NuoDB was started in 2008 as NimbusDB. It changed its name to NuoDB in 2011. The company was founded by Barry S. Morris and Jim Starkey. In 2012, NuoDB added platform support for Solaris. In May 2013, NuoDB presented a migration assistant to migrate databases from Windows SQL Server onto NuoDB. In 2017, NuoDB added more functional supports for AWS.
Read Committed Snapshot Isolation
The default isolation level in NuoDB is snapshot isolation. In NuoDB, it defines the visibility of records into 2 domains. One is the most recent committed version of a record (MOST_RECENT). The other one is the snapshot version (SNAPSHOT_VERSION), which means that this version was the most recent committed at some point in time. Snapshot Isolation is achieved by the visibility of SNAPSHOT_VERSION, and Read Committed is achieved by MOST_RECENT. MOST_RECENT can be achieved by having the updates in other nodes immediately visible to the transactions in the current node. While in SNAPSHOT_VERSION, when a transaction starts, the transactions that is committed before determines the visibility of the data. So you will never see any updates from other transactions while the database is executing your transaction. These two visibility are all supported by the MVCC in NuoDB.
The durability of NuoDB is maintained by the SM (storage manager). In order to track the database state, SM maintains a journal of all the updates. The journal is simply an append-only set of diffs. Since the SM does not know anything about the transaction, the journal should be using physical logging.

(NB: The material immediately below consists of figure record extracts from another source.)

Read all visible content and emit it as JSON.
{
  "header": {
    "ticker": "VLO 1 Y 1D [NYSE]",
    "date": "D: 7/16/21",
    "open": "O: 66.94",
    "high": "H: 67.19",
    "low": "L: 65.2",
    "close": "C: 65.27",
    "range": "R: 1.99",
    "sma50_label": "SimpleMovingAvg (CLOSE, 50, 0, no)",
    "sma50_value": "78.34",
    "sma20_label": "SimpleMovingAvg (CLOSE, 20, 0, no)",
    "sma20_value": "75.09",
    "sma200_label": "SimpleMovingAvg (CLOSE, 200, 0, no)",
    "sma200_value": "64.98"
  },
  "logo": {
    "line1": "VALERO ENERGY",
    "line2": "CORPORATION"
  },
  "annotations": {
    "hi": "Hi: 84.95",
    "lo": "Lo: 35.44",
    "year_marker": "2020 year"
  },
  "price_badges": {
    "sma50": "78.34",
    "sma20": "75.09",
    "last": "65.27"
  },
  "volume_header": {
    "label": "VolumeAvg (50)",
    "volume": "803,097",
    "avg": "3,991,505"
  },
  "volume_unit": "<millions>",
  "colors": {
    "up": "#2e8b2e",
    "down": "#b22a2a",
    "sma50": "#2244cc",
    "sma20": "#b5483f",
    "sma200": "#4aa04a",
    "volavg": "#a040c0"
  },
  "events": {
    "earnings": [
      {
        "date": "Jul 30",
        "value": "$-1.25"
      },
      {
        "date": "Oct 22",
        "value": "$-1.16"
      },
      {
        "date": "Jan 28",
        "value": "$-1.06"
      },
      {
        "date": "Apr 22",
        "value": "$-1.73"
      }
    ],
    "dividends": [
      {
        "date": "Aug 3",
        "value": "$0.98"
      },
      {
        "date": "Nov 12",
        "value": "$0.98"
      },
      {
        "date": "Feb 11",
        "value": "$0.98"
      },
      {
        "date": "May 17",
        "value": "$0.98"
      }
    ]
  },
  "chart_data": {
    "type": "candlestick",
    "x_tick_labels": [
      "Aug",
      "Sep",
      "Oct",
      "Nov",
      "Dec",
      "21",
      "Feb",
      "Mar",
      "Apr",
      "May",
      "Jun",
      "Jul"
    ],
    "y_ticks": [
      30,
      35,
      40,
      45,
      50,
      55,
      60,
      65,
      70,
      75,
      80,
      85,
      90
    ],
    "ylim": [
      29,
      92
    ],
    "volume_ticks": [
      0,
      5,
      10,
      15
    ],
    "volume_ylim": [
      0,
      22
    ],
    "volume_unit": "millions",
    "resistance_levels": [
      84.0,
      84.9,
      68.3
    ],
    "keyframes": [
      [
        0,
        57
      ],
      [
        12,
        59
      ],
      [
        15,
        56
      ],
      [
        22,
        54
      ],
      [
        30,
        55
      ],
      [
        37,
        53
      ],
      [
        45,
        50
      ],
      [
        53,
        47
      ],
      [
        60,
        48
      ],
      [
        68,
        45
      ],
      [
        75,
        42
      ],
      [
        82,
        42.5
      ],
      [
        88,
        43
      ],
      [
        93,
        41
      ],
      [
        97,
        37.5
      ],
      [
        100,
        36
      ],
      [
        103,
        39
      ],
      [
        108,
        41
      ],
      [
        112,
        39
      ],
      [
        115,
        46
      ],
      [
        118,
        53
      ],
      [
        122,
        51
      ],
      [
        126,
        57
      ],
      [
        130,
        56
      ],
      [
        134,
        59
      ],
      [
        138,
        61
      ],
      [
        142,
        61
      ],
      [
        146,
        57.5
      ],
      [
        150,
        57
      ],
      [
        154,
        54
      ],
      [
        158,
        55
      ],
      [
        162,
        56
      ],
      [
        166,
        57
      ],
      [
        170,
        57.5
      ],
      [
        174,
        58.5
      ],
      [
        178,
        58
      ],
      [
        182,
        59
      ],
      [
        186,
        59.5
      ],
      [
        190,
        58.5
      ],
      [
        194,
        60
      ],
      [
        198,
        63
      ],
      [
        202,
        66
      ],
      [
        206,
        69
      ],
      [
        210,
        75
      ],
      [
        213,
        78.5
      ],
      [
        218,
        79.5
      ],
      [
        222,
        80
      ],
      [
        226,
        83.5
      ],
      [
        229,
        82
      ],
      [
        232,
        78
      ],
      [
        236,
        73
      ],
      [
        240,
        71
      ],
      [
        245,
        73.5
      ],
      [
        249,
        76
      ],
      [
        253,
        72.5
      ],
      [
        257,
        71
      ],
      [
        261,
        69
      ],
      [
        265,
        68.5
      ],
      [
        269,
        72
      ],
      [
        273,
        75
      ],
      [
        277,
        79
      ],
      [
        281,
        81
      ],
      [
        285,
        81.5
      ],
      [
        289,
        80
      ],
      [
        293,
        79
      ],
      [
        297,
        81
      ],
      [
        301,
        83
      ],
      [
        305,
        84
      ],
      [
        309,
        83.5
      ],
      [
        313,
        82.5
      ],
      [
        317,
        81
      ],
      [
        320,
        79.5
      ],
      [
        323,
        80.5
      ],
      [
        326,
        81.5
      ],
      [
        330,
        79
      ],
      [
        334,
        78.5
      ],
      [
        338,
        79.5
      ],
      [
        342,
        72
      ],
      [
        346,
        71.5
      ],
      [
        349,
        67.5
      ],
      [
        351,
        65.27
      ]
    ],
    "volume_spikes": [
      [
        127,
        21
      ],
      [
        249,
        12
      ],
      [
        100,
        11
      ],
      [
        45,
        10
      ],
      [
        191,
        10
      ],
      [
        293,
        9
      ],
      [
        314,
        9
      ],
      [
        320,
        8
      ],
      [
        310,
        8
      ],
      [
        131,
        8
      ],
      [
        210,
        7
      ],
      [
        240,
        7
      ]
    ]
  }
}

NuoDB uses Durable Distributed Cache for elastic scale out. NuoDB is split into two parts. One is the Transaction Engines. The other one is the Storage Managers. Transaction Engines give Cache, which are in-memory databases for fast transaction processing. Storage Managers give durability which provides durable storage management with scale-out storage. So NuoDB can be considered as a hybrid database.
Multi-version Concurrency Control (MVCC)
In order to provide ACID semantics, NuoDB chooses to use MVCC to deal with conflicts. MVCC considers all data as versioned. It treats a update or a delete as an operation that creates a new version of data. In NuoDB, MVCC is implemented in the TE(Transaction Engine). TEs are actually caches, and these caches hold different versions of data. These versions of data include all the versions that may be needed by the current transaction. A version is said to be pending until the related transaction commits successfully. In NuoDB, when two transaction wants to make updates on the same object, the database will choose the TE where the atom (the place the object is stored) of the object is located as the newest version. MVCC also helps NuoDB to provide Snapshot Isolation model.
In NuoDB, tables are partitioned by storage groups. Storage groups let users to decide where to store the data and how many copies of data should be stored. These policies will be established according to the user requirement for redundancy, continuous availability, and separate processing purposes. NuoDB uses two level mapping between a verison of a tuple and physical storage to define the policy. The first mapping maps a table, which is horizontally partitioned, partition to a storage group. The second mapping maps the storage to one or more storage managers, which represent physical storage units in the database.